Drones are an issue because people killing other people is an issue, people have been killing other people without drones and runaway killers (e.g. disease, nuclear waste, mines, poisoned areas) have resulted from people killing other people for a long time.
Algorithmic bias reflects the fact that people are biased (and arguably people can’t be made un-biased, since as Scott mentions it’s impossible to agree on what “un-biased” is)
Deepfakes are an issue because people can use deepfakes to incriminate other people, people have been using photo altering to incriminate or change the narrative against other people since at least the 30s (see soviet era photo-altering to remove/incriminate “enemies of the state”).
Job loss to automation is an issue in the same way jobs moving to cheaper countries or job disappearing to non-AI automation is, it’s an issue in the sense that we don’t have a society-wide mechanism for taking care of people that aren’t useful in a market economy or in an otherwise market-adapted social circle. This has been an issue since forever, or at least since wee keep historical records of societies, most of which include the idea of beggars and thieves doing it to survive.
Social media algorithms are an issue because people voluntarily and with knowledge of the algorithm and with full knowledge of the results expose themselves to them. There’s hundreds of alternative websites and thousands of alternative systems that don’t make use of algorithms meant to stimulate people but at the same time provide them no useful information and on the whole make their life shittier since they are based on promoting fear and anger. This has been an issue since… arguable, some would say the written word, some would say it’s a thing only since modern fear-mongering journalism came about around the 19th century.
But all these are human problems, not AI problems. AI can be used to empower humans thus making human generated problems worse than before, but so can be said about literally any tool we’ve built since the down of time.
Grg’nar has discovered fire and sharp stone, fire and sharp stone allows Grg’nar to better hunt and prepare animal meat thus making him able to care for and father more descendants.
Fire and sharp stone allow Grg’nar to attract more mates and friends since they like the warmth of Grg’nar’s fire and appreciate the protection of Grg’nar’s sharp stone.

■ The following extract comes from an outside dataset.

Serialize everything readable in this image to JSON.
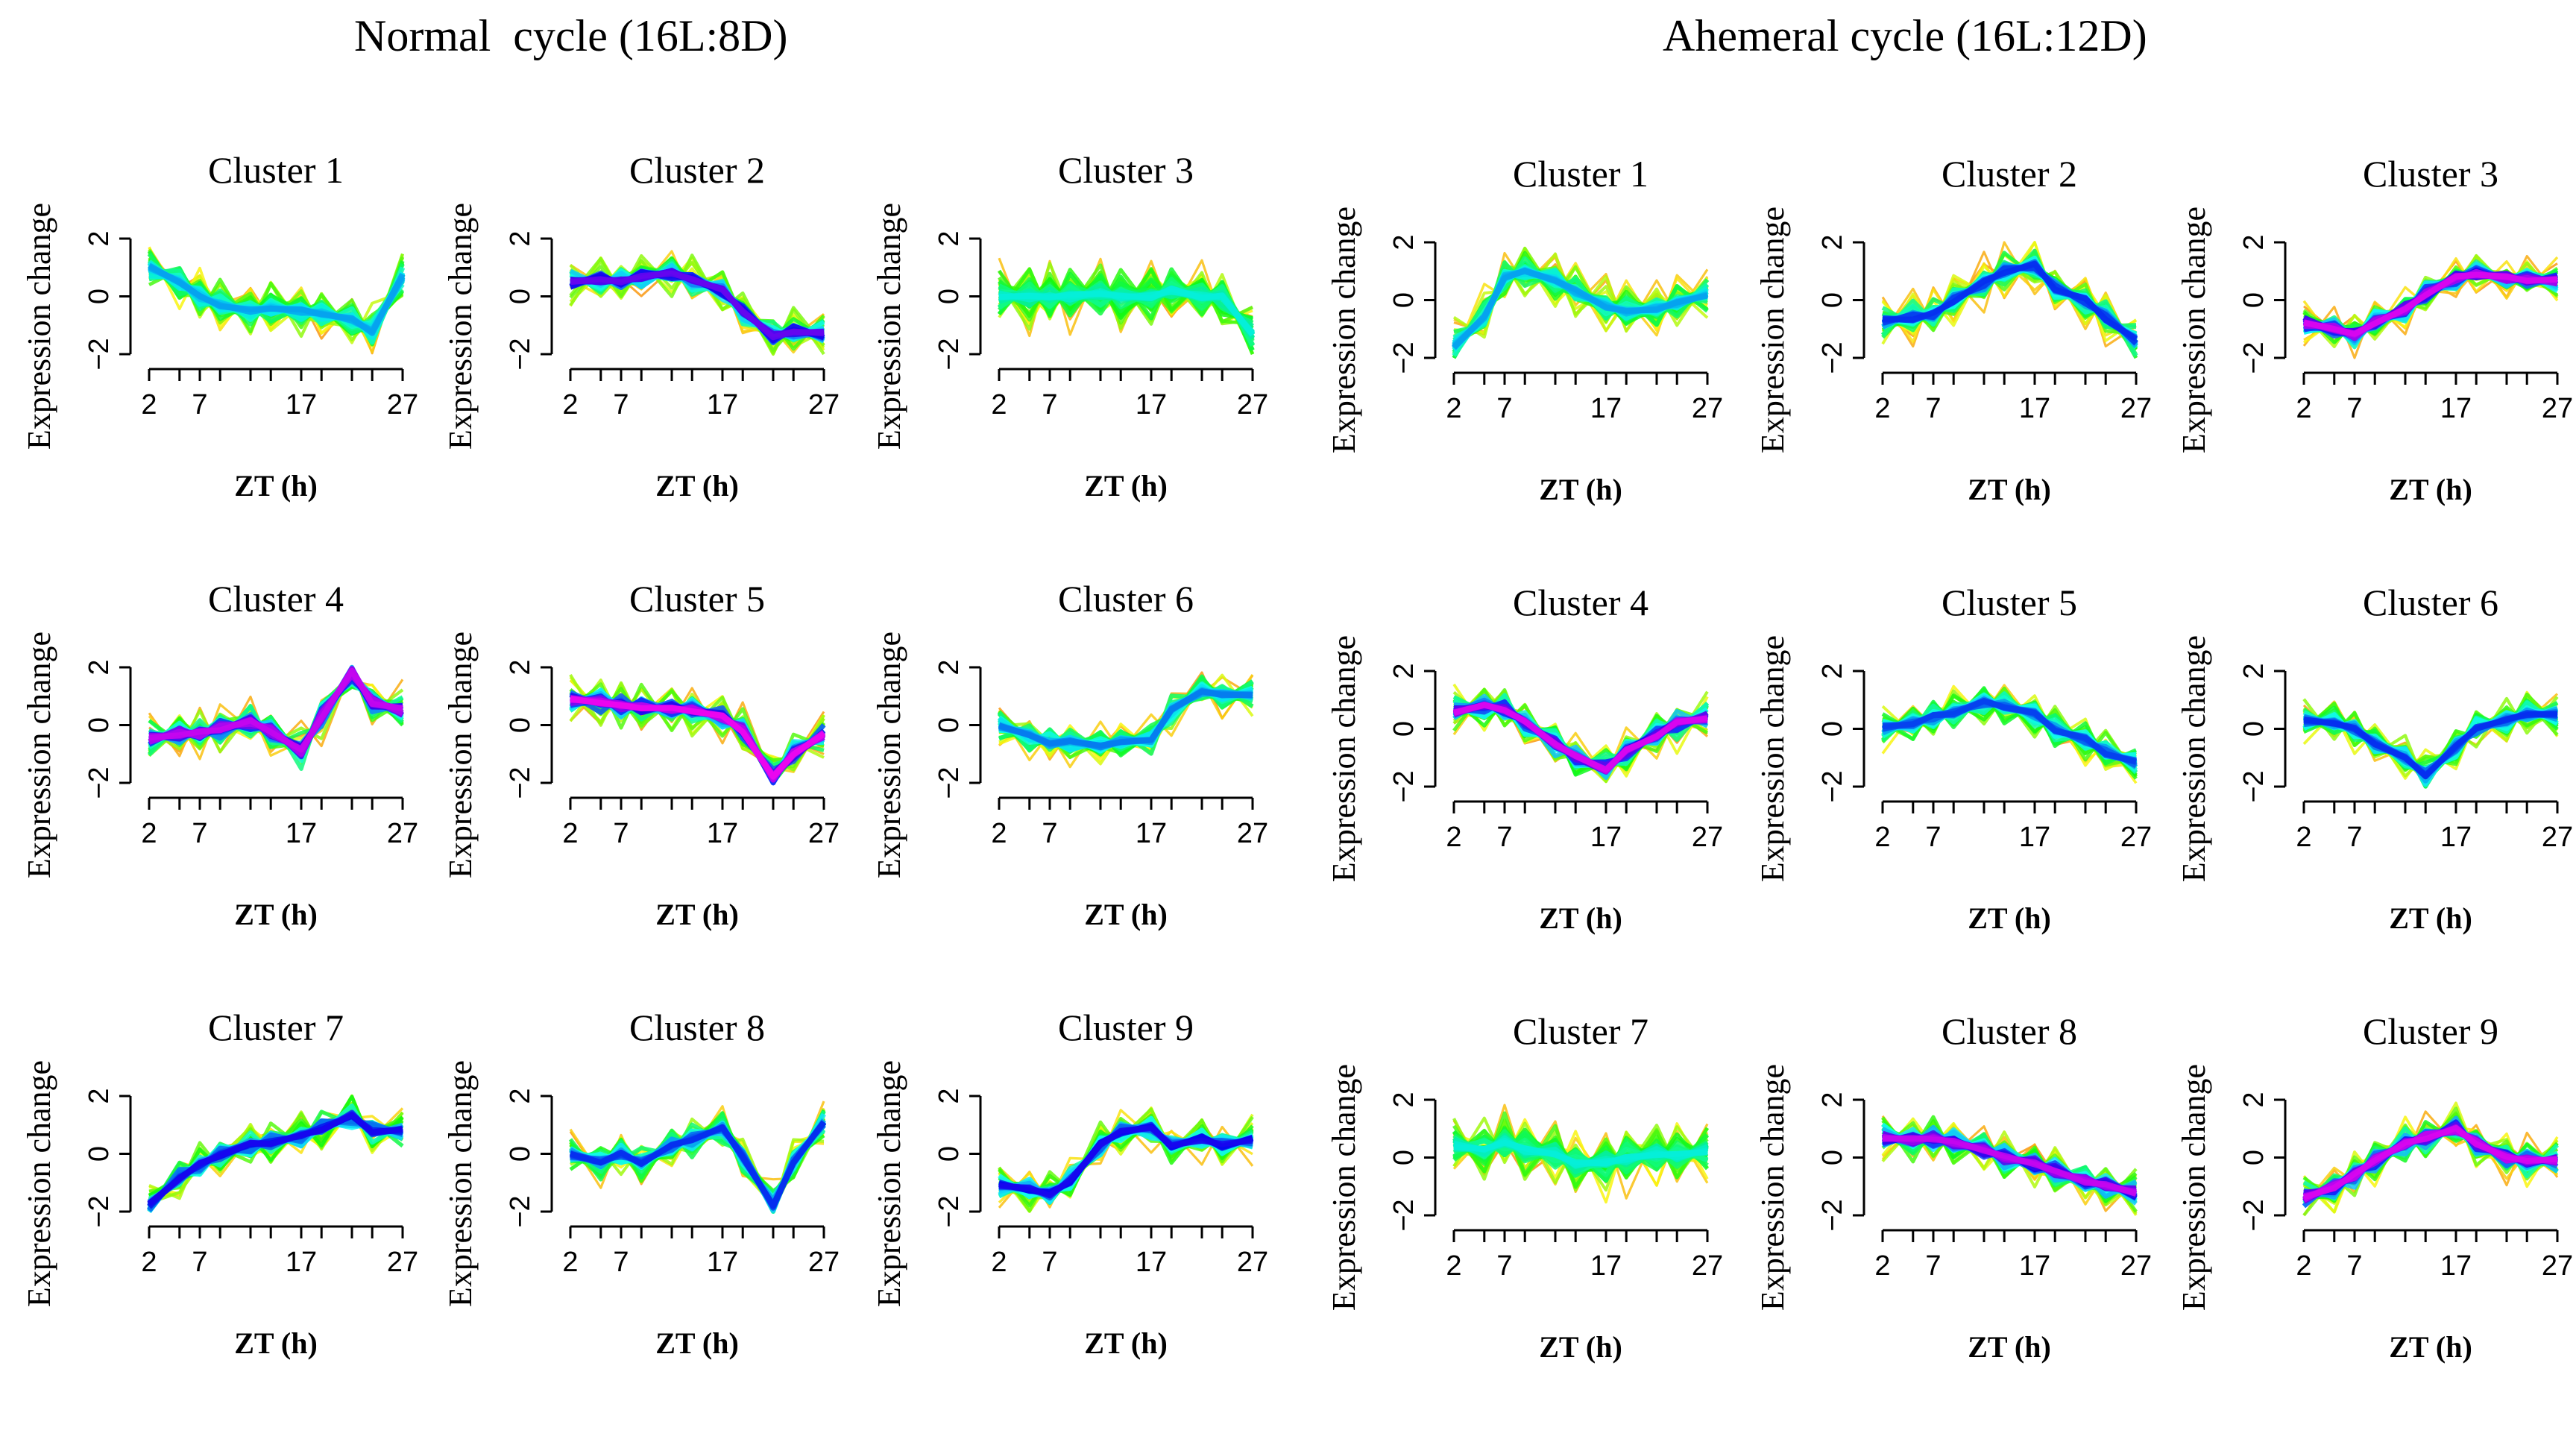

This give Grg’nar an unfair advantage in the not-dying and reproducing market over his competition, this allows Grg’nar to unfairly discriminate against people he dislikes by harming them with sharp stone and scaring them with fire.
Thus, I propose that fire and sharp stone should be tightly controlled by a regulatory council and if need be fire and sharp stone should be outlawed or severely limited and no further developments towards bigger fire, sharper stone and wheel should be undertaken for now, until we can limit the harmful effects of fire and stone.
You can apply the technology-conservative argument to anything. I’m not saying the technology-conservative argument is bad, I can see it making sense in certain scenarios, though I would say it’s hard to apply (see industrial era Japan and China). But masking technology-conservative opinions behind the veil of AI is just silly.